Slippery tracks have been blamed for an accident in which a Brisbane passenger train crashed into a station, but investigators will still look at its brakes.
A preliminary report by the Australian Transport Safety Bureau (ATSB) on Wednesday found a black spot - a section of track covered with contaminants such as wet leaves, wood, rust, and oil or lubricants - caused the accident.
Fifteen people on board the train and four people at Cleveland station were lucky to escape serious injury when the train ploughed into the station house on January 31, all but destroying the toilets.
Several people suffered minor injuries.
ATSB chief commissioner Martin Dolan says investigators will also look at the train's brakes to determine if they were properly designed for the conditions.
"The driver put the brakes on, and all the brakes worked, it's just that the wheels didn't have enough grip on the track to give them full effect," he told AAP.
"It's something that needs to be checked in a bit more detail."
The commissioner said older trains tended to have tread brakes, like bicycle brakes, which cleaned the wheels as they braked.
The train involved in the accident had newer disc brakes.
"They are more efficient at applying pressure to the wheels, but don't clean them if they've got slippery goo on them," Mr Dolan said.
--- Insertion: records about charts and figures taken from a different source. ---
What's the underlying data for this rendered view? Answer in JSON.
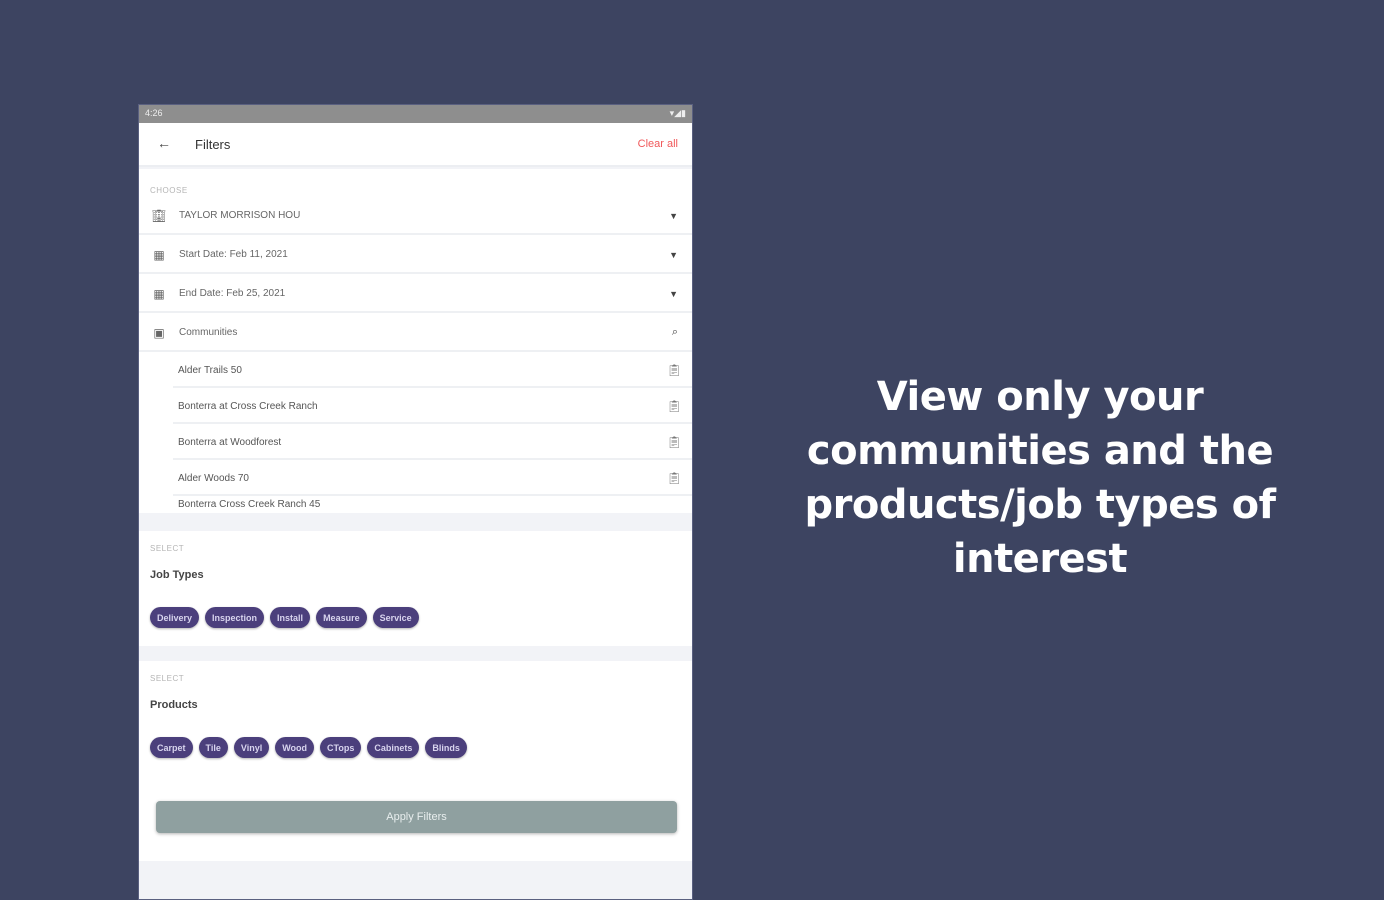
{
  "status_bar": {
    "time": "4:26",
    "icons_right": "▾◢▮"
  },
  "header": {
    "back_icon": "arrow-left-icon",
    "title": "Filters",
    "clear_all": "Clear all"
  },
  "choose_section": {
    "label": "CHOOSE",
    "builder": "TAYLOR MORRISON HOU",
    "start_date": "Start Date: Feb 11, 2021",
    "end_date": "End Date: Feb 25, 2021",
    "communities_placeholder": "Communities"
  },
  "communities": [
    "Alder Trails 50",
    "Bonterra at Cross Creek Ranch",
    "Bonterra at Woodforest",
    "Alder Woods 70",
    "Bonterra Cross Creek Ranch 45"
  ],
  "job_types": {
    "label": "SELECT",
    "title": "Job Types",
    "chips": [
      "Delivery",
      "Inspection",
      "Install",
      "Measure",
      "Service"
    ]
  },
  "products": {
    "label": "SELECT",
    "title": "Products",
    "chips": [
      "Carpet",
      "Tile",
      "Vinyl",
      "Wood",
      "CTops",
      "Cabinets",
      "Blinds"
    ]
  },
  "apply_button": "Apply Filters",
  "tagline": "View only your communities and the products/job types of interest",
  "colors": {
    "background": "#3d4461",
    "chip": "#4b3f7c",
    "clear_all": "#f0585a",
    "apply": "#8fa0a0"
  }
}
"While we don't want to speculate too much, tread brakes might have reduced the risk of an accident like this happening."
The ATSB will also look into the train's anti-slip mechanism, which did not work properly before the crash.
The final report on the accident is due by the end of this year.
Queensland Transport Minister Scott Emerson said the report was a wake up call for Queensland Rail, but as there had been no catastrophic brake failure the government would focus on inspecting tracks for black spots.
"QR will now look to identify black spots where potentially this could happen," he told reporters.
Drivers will also be trained to handle such emergencies.